Song of Tales Designers Diary – Core Principles
I’ve said a few times in blogs how vital it is to have the core principles of your game set out as touchstones that you can refer back to while designing, to make sure that you don’t end up in the design wilderness or lose the shape of what you’re doing to well meaning playtesters. I’ve also noticed that I’ve not shared my core principles of my pervious projects in this blog. Since I’m in the middle of designing Song Of Tales I thought this would be the right time to set out its core ideas here.
Collaboration
This is the key for Song Of Tales, it’s the thing I realised that I needed to get right or I wouldn’t bother making the game. I want to do it in light of the other principles, but it has to work. There are story telling games where one person just tells a story, or starts and passes it off, and there are story telling games where one person steals or subverts the story of another away from their intentions. In my experience though, when someone is telling a story in real life when someone joins in they seek to expound and extend the story as a form of assistance before handing it back to the original teller. In the original inspiration for Song Of Tales, the Canterbury Tales, this happens repeatedly within the context of a storytelling competition. I wanted a reason why I would want, and trust, my opponent to take my story, add to it, and give it back to me to finish, that collaboration had to be in the game, and it had to be key to it. I want competition, but I also want to be able to score competitively without being forced to end a story that I’m enjoying listening to and experiencing being weaved before me.
Proper Scoring
I don’t want to be too grognard about this, but there are lots of games where everyone tells a story and just enjoys the experience of storytelling, or where everyone tells a story and then just votes on which was the best. I didn’t want that. Mainly because they have either been done perfectly well or amount to little more than a popularity contest, neither of which I was a fan of. The game had to have clear, clean scoring conditions where success and failure were as little a matter or opinion as possible, despite the fact that the central form of the game was about free-form storytelling.
Story Telling
I’ve posted up in places that I’m working on a Story Telling game and had ‘me too’ responses from people designing Narrative Heavy games. If the game is telling me a story, it’s a Narrative game, if I’m telling other people a story, it’s a Story Telling game. The fun of Song Of Tales has to come from the point where someone finds a good way of putting together elements that they’ve been forced to use into an entertaining narrative while under pressure. Story Telling has to be central and it has to be fun, and the game should not rely on any other areas to generate its fun or its interest. Everything that delays or gets in the way of this being fun gets cut out, if this is not fun, the game fails. It is not an excuse to say that the Story Telling bit isn’t that good, but the card play bit really shines, view such props with suspicion, or make a card play game.

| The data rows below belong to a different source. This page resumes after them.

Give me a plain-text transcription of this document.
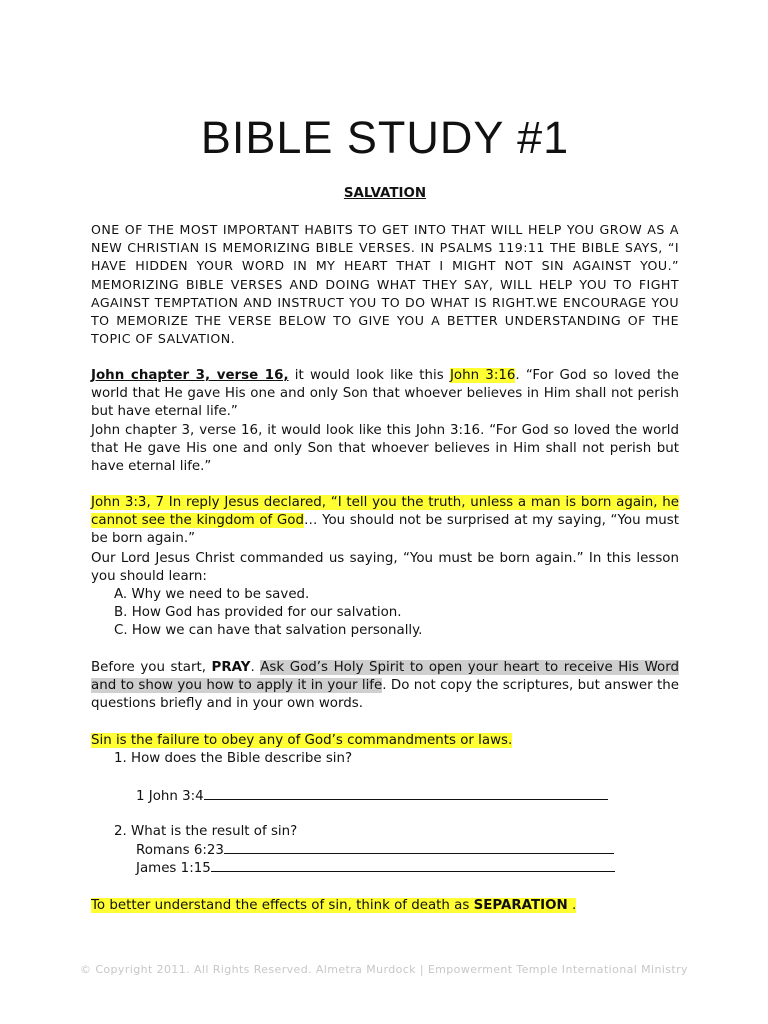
BIBLE STUDY #1

SALVATION

ONE OF THE MOST IMPORTANT HABITS TO GET INTO THAT WILL HELP YOU GROW AS A NEW CHRISTIAN IS MEMORIZING BIBLE VERSES. IN PSALMS 119:11 THE BIBLE SAYS, “I HAVE HIDDEN YOUR WORD IN MY HEART THAT I MIGHT NOT SIN AGAINST YOU.” MEMORIZING BIBLE VERSES AND DOING WHAT THEY SAY, WILL HELP YOU TO FIGHT AGAINST TEMPTATION AND INSTRUCT YOU TO DO WHAT IS RIGHT.WE ENCOURAGE YOU TO MEMORIZE THE VERSE BELOW TO GIVE YOU A BETTER UNDERSTANDING OF THE TOPIC OF SALVATION.

John chapter 3, verse 16, it would look like this John 3:16. “For God so loved the world that He gave His one and only Son that whoever believes in Him shall not perish but have eternal life.”

John chapter 3, verse 16, it would look like this John 3:16. “For God so loved the world that He gave His one and only Son that whoever believes in Him shall not perish but have eternal life.”

John 3:3, 7 In reply Jesus declared, “I tell you the truth, unless a man is born again, he cannot see the kingdom of God… You should not be surprised at my saying, “You must be born again.”

Our Lord Jesus Christ commanded us saying, “You must be born again.” In this lesson you should learn:

A. Why we need to be saved.
B. How God has provided for our salvation.
C. How we can have that salvation personally.

Before you start, PRAY. Ask God’s Holy Spirit to open your heart to receive His Word and to show you how to apply it in your life. Do not copy the scriptures, but answer the questions briefly and in your own words.

Sin is the failure to obey any of God’s commandments or laws.

1. How does the Bible describe sin?

1 John 3:4

2. What is the result of sin?

Romans 6:23

James 1:15

To better understand the effects of sin, think of death as SEPARATION .

© Copyright 2011. All Rights Reserved. Almetra Murdock | Empowerment Temple International Ministry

Those are the central ideas that I keep coming back to while designing Song Of Tales, all choices in its design are informed by those three points. Whenever I design I try to have just three or so points that the game is built to service, things support those moments or get cut out.
Have you played a game that you think tried to do too much, or lost sight of its central vision? Do you have a design that you’re working on that has a few design principles you’d like to share?